In this case, President Trump and many of his political allies decided Covid-19 wasn’t that big a risk. That it probably wouldn’t get bad and we shouldn’t risk economic pain today for the uncertain forecasts of its dire consequences tomorrow. Some of them maintain that position even today despite the dying going on all over the country.
To be honest, we still face that very same decision right now. We are currently avoiding public gatherings but people are still getting sick and dying. The question we cannot answer is how many might have died; how bad would the economic impact be if the disease spread more quickly and widely throughout the United States? How bad might it get if we give up on social distancing too early?
It’s not unreasonable to conclude that had people continued to congregate normally the eventual economic impact could have been far worse. If huge numbers of people got sick then everyone would isolate without prompting from the government, merely out of self-preservation. This would hurt the economy far worse than we are currently experiencing.

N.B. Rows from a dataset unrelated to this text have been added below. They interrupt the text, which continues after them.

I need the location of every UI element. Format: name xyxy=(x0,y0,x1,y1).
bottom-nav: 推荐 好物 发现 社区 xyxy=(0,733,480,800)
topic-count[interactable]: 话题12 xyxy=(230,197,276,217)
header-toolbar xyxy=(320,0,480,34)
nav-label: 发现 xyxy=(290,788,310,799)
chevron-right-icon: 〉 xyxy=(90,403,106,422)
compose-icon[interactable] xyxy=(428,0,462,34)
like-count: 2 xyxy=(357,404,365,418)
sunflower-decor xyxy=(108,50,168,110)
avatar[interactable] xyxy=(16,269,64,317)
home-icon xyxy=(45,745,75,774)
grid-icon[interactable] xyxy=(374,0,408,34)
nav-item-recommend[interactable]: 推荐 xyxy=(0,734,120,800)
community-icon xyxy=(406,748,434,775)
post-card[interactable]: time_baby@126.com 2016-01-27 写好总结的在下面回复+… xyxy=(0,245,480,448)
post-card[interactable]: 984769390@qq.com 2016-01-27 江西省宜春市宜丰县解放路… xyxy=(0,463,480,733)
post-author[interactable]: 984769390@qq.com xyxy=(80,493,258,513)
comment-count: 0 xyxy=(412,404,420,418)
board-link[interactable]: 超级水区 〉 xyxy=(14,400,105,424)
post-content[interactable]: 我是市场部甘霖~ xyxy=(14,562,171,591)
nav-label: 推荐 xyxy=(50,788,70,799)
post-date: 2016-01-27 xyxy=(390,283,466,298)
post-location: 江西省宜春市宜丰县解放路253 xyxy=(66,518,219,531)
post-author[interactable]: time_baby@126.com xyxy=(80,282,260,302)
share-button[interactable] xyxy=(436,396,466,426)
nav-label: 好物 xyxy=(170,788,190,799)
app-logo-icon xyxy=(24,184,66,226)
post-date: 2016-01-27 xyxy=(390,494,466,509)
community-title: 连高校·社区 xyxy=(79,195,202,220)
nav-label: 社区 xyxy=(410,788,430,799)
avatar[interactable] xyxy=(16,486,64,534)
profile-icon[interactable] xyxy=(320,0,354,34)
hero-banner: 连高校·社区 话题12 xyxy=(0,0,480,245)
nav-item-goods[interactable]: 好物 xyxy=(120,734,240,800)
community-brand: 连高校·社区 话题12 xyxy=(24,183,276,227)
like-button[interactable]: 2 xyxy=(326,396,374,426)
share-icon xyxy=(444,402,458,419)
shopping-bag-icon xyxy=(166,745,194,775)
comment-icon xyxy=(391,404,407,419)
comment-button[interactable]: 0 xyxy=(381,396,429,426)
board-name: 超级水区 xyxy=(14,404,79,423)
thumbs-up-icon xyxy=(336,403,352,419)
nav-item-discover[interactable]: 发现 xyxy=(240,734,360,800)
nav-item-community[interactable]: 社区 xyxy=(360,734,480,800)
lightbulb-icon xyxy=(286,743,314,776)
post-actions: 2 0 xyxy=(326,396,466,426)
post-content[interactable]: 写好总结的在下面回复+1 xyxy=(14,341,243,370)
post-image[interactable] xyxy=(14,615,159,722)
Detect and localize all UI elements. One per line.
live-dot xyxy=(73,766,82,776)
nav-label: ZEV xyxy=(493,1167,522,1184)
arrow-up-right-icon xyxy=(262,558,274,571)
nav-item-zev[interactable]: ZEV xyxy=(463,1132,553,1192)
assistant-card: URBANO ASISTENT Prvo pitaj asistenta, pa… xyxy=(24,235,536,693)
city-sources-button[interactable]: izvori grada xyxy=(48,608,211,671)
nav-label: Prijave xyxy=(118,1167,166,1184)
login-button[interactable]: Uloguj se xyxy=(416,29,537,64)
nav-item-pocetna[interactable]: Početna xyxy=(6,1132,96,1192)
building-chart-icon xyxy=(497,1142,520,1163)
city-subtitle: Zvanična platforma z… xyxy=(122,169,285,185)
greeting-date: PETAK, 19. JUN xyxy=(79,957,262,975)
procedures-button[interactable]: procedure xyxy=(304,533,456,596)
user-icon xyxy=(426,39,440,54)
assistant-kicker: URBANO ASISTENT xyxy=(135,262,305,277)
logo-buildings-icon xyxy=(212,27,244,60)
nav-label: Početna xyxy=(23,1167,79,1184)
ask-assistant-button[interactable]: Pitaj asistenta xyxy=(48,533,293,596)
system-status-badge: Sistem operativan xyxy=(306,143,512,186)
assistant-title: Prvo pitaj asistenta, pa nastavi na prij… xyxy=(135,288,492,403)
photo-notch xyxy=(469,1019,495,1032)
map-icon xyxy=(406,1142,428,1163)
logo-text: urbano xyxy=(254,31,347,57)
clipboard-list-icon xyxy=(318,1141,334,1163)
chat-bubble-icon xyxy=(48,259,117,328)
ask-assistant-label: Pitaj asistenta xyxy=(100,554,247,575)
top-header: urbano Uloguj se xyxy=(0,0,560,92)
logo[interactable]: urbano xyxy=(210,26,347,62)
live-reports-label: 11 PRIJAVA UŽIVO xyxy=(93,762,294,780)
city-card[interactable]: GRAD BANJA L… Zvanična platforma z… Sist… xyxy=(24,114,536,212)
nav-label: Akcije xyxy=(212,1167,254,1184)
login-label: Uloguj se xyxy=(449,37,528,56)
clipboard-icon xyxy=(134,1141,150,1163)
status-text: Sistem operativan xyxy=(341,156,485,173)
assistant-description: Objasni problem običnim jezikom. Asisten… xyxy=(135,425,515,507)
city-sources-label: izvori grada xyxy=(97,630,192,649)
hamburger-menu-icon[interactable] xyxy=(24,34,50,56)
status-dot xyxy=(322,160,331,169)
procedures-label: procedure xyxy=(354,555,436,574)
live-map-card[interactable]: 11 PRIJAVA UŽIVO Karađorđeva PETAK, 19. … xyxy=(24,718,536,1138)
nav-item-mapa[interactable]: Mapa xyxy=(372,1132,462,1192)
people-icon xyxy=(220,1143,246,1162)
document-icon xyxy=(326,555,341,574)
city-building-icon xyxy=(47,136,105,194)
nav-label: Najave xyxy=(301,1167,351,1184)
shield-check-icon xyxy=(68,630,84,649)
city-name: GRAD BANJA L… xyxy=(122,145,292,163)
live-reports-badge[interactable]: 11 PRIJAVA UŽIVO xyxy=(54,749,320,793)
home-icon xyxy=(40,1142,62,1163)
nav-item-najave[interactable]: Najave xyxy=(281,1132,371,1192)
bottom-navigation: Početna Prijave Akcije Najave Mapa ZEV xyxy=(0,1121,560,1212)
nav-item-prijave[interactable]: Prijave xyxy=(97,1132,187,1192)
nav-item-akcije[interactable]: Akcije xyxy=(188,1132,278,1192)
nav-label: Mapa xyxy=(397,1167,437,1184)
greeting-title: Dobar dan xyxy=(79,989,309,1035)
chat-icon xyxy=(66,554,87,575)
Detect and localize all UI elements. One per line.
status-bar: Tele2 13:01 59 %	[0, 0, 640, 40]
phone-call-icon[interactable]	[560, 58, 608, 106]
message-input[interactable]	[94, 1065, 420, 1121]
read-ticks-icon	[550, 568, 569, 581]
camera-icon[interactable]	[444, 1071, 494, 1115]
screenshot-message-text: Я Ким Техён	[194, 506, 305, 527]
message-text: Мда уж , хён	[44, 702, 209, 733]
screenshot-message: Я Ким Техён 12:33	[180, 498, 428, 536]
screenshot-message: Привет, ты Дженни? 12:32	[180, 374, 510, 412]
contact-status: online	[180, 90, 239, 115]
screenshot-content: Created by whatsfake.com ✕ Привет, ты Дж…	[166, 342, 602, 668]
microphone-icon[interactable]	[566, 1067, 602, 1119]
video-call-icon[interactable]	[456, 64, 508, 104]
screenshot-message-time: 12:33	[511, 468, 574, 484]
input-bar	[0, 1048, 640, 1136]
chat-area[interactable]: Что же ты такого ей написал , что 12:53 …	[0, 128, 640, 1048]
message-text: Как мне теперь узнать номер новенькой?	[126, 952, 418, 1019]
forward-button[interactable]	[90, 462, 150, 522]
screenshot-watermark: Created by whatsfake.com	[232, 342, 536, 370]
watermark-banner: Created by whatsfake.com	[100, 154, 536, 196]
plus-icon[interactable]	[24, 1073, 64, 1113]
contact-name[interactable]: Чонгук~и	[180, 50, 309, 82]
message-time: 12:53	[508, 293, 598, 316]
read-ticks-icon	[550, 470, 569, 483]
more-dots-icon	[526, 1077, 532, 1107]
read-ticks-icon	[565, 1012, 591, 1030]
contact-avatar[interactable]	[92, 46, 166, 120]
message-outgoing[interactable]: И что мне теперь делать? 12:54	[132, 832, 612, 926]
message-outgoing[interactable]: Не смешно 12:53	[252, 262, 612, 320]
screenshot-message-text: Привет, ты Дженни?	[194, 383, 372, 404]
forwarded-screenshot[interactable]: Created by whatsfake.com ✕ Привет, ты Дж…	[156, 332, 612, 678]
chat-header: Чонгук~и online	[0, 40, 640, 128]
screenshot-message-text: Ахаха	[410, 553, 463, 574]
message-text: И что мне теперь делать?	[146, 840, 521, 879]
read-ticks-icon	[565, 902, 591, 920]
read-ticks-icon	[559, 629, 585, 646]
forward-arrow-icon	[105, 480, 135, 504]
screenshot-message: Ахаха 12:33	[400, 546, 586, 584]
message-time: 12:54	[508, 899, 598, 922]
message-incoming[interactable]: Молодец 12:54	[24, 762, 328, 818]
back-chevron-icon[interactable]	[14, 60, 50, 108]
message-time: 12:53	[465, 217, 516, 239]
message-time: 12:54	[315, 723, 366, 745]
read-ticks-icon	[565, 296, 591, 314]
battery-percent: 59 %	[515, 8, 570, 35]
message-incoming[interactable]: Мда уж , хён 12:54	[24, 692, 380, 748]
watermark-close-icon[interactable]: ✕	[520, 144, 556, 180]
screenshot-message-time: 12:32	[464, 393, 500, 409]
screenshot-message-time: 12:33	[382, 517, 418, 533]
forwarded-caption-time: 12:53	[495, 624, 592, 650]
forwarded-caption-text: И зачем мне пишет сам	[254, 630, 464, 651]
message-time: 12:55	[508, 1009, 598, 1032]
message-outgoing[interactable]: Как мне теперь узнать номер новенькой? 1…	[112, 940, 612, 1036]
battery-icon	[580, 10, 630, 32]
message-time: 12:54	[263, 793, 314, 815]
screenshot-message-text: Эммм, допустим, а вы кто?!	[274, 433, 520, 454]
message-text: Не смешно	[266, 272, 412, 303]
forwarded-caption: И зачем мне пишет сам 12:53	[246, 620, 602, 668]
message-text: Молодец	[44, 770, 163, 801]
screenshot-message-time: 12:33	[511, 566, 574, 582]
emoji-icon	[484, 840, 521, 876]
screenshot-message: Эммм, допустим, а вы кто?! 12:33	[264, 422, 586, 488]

Of course, it might not have been that bad. That’s the risk you take when you decide to avoid pain today in hopes it won’t arrive, and be significantly worse, tomorrow. It’s the decision you face right now in regards to social distancing. Accept the suffering today? Put it off and hope it won’t be so bad tomorrow?
Perhaps Lori Loughlin and Felicity Huffman might give us cogent answers to these questions. As for me, I think it’s better to take the consequences today rather than suffer later, you may disagree.